OPEC on Tuesday said its share of global oil supply will diminish as US shale output expands, despite growing energy demand in non-OECD countries.
The organization’s production of crude oil and other liquids will fall to 32.8 million barrels per day (mbpd) by 2024, compared to 35 mbpd in 2019, it said in its World Oil Outlook report.
OPEC and its allies, including Russia, agreed to reduce their supply by 1.2 mbpd per day from January 1 this year as a measure to support market prices, a policy which dates to 2017.
Meanwhile, higher oil prices and rapid improvement in technology encouraged US shale firms to begin drilling in the Permian Basin of Texas and New Mexico, a region at the center of the country’s shale boom. US is now the world’s largest oil producer ahead of Saudi Arabia and Russia.

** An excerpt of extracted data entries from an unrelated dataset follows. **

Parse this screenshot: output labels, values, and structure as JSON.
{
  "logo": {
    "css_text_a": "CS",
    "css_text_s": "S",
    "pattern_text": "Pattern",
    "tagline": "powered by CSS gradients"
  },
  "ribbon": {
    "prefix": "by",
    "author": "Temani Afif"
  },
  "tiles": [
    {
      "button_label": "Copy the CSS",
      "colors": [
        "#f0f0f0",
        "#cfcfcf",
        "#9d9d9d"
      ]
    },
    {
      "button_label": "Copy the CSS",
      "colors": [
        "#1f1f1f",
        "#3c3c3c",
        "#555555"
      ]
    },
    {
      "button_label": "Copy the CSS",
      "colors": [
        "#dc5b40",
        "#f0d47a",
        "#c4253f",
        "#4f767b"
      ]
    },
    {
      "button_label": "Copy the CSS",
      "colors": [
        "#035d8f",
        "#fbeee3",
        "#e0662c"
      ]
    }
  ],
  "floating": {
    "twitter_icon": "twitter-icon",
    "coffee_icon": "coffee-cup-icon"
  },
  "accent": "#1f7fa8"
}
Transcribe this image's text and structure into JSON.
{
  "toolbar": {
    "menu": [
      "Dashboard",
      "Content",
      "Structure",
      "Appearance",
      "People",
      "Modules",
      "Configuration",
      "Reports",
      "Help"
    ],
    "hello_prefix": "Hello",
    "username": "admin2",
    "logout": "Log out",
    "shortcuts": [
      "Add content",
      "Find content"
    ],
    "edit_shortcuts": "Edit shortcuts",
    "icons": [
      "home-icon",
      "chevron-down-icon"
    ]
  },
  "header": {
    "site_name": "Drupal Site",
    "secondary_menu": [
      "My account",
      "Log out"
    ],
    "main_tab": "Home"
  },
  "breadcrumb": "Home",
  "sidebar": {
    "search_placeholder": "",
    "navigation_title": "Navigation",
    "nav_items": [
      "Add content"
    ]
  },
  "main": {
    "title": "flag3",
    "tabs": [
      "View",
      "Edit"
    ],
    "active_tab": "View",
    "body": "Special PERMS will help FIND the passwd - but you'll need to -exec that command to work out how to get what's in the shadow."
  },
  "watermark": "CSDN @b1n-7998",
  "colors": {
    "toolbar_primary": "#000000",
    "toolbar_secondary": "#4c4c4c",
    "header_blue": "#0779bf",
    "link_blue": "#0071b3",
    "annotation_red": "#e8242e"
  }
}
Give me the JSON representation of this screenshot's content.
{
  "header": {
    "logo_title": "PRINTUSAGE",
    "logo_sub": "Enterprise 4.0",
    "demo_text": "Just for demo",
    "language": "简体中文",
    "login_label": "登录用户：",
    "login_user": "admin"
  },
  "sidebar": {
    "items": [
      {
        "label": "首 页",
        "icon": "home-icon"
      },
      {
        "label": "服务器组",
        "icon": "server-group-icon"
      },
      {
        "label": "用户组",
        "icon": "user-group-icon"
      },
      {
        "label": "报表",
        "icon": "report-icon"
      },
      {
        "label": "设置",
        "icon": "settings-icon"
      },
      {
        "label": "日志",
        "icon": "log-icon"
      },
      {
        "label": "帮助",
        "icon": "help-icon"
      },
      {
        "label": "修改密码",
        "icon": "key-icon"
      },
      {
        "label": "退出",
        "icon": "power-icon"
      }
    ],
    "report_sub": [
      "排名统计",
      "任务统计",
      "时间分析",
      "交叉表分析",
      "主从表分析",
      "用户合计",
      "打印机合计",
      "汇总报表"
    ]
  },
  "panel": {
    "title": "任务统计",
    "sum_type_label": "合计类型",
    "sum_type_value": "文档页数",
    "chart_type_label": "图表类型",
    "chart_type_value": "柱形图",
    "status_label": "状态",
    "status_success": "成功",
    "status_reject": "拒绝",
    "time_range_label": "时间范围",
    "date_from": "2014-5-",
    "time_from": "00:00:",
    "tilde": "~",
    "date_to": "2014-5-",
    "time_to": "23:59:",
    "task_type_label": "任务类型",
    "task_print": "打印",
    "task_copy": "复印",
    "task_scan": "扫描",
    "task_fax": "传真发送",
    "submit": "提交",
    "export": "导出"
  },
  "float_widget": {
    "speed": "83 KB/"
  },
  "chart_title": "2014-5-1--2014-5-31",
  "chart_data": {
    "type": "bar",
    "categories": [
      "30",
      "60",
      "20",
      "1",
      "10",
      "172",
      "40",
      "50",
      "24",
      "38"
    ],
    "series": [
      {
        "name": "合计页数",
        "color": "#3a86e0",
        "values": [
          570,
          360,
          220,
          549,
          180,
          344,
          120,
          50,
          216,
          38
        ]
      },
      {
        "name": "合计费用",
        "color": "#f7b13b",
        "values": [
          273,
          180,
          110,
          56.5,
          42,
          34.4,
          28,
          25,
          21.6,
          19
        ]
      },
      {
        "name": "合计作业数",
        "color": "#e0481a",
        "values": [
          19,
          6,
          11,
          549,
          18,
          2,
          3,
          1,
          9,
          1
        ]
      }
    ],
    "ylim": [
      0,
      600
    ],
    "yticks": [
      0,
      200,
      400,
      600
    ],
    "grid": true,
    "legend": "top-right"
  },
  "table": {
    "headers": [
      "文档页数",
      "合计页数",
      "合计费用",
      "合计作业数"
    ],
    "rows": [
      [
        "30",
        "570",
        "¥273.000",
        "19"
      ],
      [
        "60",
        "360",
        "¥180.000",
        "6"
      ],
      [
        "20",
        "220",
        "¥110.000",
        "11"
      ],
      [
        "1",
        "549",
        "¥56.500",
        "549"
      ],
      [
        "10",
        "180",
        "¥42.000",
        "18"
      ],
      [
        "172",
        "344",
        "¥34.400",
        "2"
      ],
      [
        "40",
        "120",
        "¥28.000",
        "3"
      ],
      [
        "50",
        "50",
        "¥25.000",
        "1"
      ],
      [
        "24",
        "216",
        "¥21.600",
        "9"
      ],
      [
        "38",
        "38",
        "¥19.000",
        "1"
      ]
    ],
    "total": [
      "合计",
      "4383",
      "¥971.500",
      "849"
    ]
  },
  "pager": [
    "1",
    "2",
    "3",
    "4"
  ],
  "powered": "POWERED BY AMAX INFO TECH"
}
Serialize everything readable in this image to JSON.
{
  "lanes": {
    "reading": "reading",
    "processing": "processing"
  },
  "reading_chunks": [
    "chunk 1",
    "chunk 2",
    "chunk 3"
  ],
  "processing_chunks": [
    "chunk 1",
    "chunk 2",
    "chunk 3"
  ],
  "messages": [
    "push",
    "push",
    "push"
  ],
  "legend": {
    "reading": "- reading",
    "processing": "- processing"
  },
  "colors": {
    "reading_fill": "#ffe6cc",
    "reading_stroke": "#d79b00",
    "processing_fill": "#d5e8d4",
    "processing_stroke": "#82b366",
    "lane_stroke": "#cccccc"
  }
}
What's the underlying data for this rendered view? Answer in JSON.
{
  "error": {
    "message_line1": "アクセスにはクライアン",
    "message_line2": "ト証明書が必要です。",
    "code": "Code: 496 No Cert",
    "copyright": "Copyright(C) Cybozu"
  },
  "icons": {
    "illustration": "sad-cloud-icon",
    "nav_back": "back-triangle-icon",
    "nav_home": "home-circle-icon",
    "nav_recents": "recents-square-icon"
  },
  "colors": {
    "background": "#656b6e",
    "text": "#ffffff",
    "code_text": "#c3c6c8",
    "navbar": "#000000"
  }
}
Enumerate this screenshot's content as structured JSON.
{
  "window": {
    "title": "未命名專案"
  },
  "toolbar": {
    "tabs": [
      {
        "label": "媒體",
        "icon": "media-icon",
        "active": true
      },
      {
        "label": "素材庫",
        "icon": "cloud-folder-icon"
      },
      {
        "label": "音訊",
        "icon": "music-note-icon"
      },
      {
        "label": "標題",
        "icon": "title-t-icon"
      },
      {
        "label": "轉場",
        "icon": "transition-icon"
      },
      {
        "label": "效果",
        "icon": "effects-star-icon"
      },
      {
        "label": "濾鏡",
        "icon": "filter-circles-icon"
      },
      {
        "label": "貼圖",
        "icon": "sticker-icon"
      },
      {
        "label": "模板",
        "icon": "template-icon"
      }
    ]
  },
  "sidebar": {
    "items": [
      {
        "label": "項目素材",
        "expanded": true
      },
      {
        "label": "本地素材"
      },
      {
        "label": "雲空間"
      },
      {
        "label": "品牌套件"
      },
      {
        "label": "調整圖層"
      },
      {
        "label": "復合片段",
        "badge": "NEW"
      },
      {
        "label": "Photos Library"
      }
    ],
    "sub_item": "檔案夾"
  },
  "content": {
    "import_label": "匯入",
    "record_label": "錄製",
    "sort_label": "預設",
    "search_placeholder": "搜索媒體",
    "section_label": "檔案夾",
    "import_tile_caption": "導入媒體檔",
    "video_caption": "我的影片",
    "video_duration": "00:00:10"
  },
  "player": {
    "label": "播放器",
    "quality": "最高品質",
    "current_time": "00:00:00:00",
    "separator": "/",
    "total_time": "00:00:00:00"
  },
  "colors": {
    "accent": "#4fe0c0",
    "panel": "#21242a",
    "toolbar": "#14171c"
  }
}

Among non-OPEC producing nations, the US will lead the way and contribute over 60 percent of the medium-term supply growth, which is projected to be 9.9 mbpd from 2018 to 2024, the report said.
“US tight oil is forecast to continue to expand at a strong pace,” it added.
OPEC’s comments indicate that the country’s shale growth will eventually recover from a slowdown inflicted by lower oil prices and energy firms’ commitment to improving shareholder returns.
The organization also sees “meaningful” contributions from Brazil, Norway and Canada, in addition to expected barrels from newcomer Guyana.
Recently at an investment forum in Saudi Arabia, Brazilian President Jair Bolsonaro said he plans to transform the energy-rich South American country into the sixth biggest oil producer in the world. It is currently the 12th largest.
OPEC also sees higher oil demand in non-OECD countries due to an expanding middle class, high population growth rates, and strong economic growth.
This would result in global oil demand growing at relatively “healthy” rates in the medium-term, it said.
The organization expects demand to reach 104.8 million barrels per day (mbpd) by 2024, up 6.1 mbpd from 2018, it said in the World Energy Outlook report. In an earlier report, OPEC had forecast a slight drop in 2019 oil demand growth due to trade tensions and a global economic slowdown.
OPEC also said that the impact of International Maritime Organization’s (IMO) regulation will be less “severe” than previously anticipated.
The new IMO regulation, which limits Sulphur content in marine fuels, will come into effect on January 1 and is expected to disrupt global shipping and refining sectors.
However, OPEC’s recent assessments indicate that the global refining system will have the flexibility to address the changes in the maritime sector’s fuel mix.
“Evolving market conditions and projections in terms of oil demand, liquids supply and oil refining, as well as developments within the shipping industry, have led to slight adjustments to previous IMO-related projections,” it said.
North America exports to grow
After falling in the medium-term, global crude exports will grow in the long-term on the back of additional Middle East exports to the Asia-Pacific region, according to OPEC.
While total crude trade will remain relatively stable, there will be a significant rise in exports from US and Canada, the report said.
Canada’s oil patch bas been struggling with pipeline bottlenecks, which have choked the supply of crude from the world’s fifth largest oil producer. The completion of several pipeline projects will allow producers to transport more crude to US Gulf Coast refiners.
OPEC expects supply from US and Canada to climb to a level just under five mbpd in 2025, up by around 3 mbpd from 2018.
US exports alone will overtake Russia and close in on Saudi Arabia in the next five years, the International Energy Agency (IEA) said in an earlier report.
The report also forecast an oversupply in refined products – gasoline and diesel – in the coming years due to lower demand, as well as commencement of new refinery units.
A growth in refinery throughput, or crude oil refining capacity, is anticipated to result in a surplus of about four mbpd by 2024, relative to OPEC’s demand growth estimate, with the largest build-ups expected in Middle East, US, Canada, Europe and China.
This may lead to higher competition and refinery closures after 2020, mostly in US, Canada and Europe, the report said.
Meanwhile, the only region with a projected medium-term deficit is Latin America, it added.